There are various types of differential equations; such as – homogeneous and non-homogeneous, linear and nonlinear, ordinary and partial. The differential equation may be of the first order, second order and even more than that.
An integrating factor is a function used to solve differential equations. It is a function in which an ordinary differential equation can be multiplied to make the function integrable.
We are given the differential equation \[\dfrac{{dy}}{{dx}} + 3y = {e^{ - 2x}}\].
Comparing this equation with the general equation \[\dfrac{{dy}}{{dx}} + Py = Q\] we get
\[P = 3\] and \[Q = {e^{ - 2x}}\]
Therefore we get integration factor \[I = {e^{\int {3dx} }}\]\[ = {e^{3x}}\]
Now solution of the given equation is
\[y \times {e^{3x}} = \int {{e^{3x}}.} {e^{ - 2x}}dx\]
On simplification we get ,
\[y \times {e^{3x}} = \int {{e^x}.} dx\]
On solving the integral we get ,
\[y \times {e^{3x}} = {e^x} + C\]
Where C is the integration constant.
Therefore we get ,
\[y = {e^{ - 2x}} + C{e^{ - 3x}}\]
Therefore, the required solution is \[y = {e^{ - 2x}} + C{e^{ - 3x}}\].

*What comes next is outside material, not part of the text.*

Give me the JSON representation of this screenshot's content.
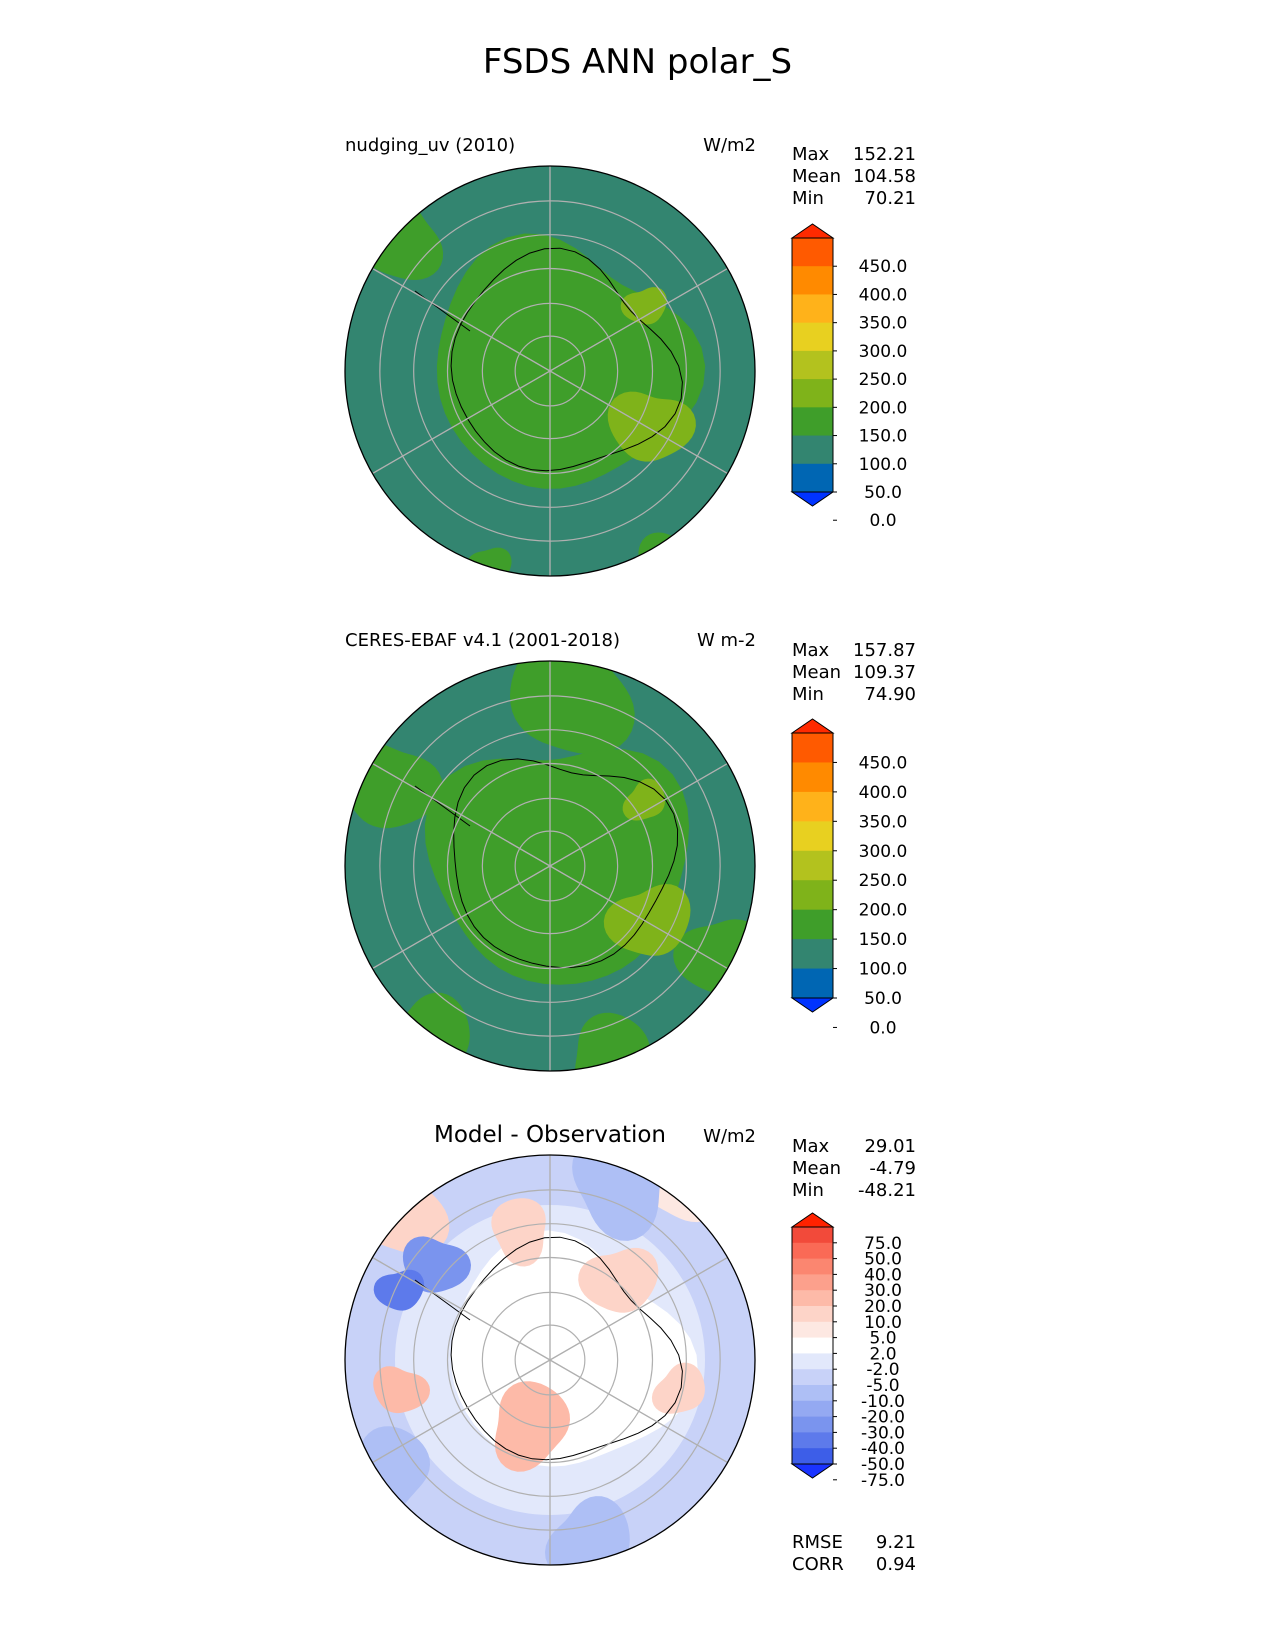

Note: In Mathematics, Differentiation can be defined as a derivative of a function with respect to an independent variable. In Calculus, Differentiation can be applied to measure the function per unit change in the independent variable.

And the degree of the differential equation is the power of the highest order derivative, where the original equation is represented in the form of a polynomial equation in derivatives such as \[{y}',{y}'',\text{ }{y}'''\], and so on.